Bank investors are so desperate for a decent return on their money that more and more of them are turning to rewards checking accounts. True, you can get interest rates of up to 4% on rewards accounts, but there are some hurdles you have to clear to cash in.
But hurdles or not, the demand for bank rewards checking programs are on the rise. Money-Rates.com reports that the average U.S. personal checking account held $4,621.05 in December 2009. But the average rewards checking account holder has an average monthly balance of $7,700, according to DepositAccounts.com.
If you’re getting 4% or even 5% in interest from your rewards checking account, as many banks offer, that’s a significantly larger return than you’d earn with a traditional checking account.
Let’s take a look at the numbers: According to the BankingMyWay Weekly Interest Checking Rate Tracker, the average checking account interest rate is a paltry 0.132%. But a recent study estimates the average bank rewards checking account pays an average of 3.3%, and many banks pay better rates than that.
Bank rewards checking accounts also usually offer decent perks like free ATM transactions and free checks. They’re mostly covered by the Federal Deposit Insurance Corp., as well.

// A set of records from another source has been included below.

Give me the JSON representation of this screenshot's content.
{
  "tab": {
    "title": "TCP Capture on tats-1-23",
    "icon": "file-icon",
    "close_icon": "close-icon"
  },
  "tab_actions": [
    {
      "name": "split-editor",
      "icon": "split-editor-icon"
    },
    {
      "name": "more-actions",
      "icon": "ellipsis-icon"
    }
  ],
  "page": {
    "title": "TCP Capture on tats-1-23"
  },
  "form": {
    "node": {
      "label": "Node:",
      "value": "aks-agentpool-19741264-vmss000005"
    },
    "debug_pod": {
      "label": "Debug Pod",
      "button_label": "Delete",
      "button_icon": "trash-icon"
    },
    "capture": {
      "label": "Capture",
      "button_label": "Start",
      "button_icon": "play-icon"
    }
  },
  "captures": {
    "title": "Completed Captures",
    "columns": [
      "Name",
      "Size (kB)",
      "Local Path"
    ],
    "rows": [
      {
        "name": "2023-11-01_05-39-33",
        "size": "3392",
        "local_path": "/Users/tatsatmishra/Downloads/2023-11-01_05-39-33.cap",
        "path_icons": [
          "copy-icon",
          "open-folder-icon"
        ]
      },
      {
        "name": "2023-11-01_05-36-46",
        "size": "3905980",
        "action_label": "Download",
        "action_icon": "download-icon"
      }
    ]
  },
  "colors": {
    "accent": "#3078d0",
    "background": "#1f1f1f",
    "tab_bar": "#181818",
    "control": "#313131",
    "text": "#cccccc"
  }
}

But then there are those hurdles. Banks use the high-interest gambit to force customers to trigger fees and revenues toward banks in other ways. For example, most bank rewards deals come with a caveat: the customer has to make a minimum number of debit card transactions each month to remain qualified for the higher interest rate. It’s no coincidence that every time you use your debit card, your bank collects an “interchange” fee that goes right to its bottom line.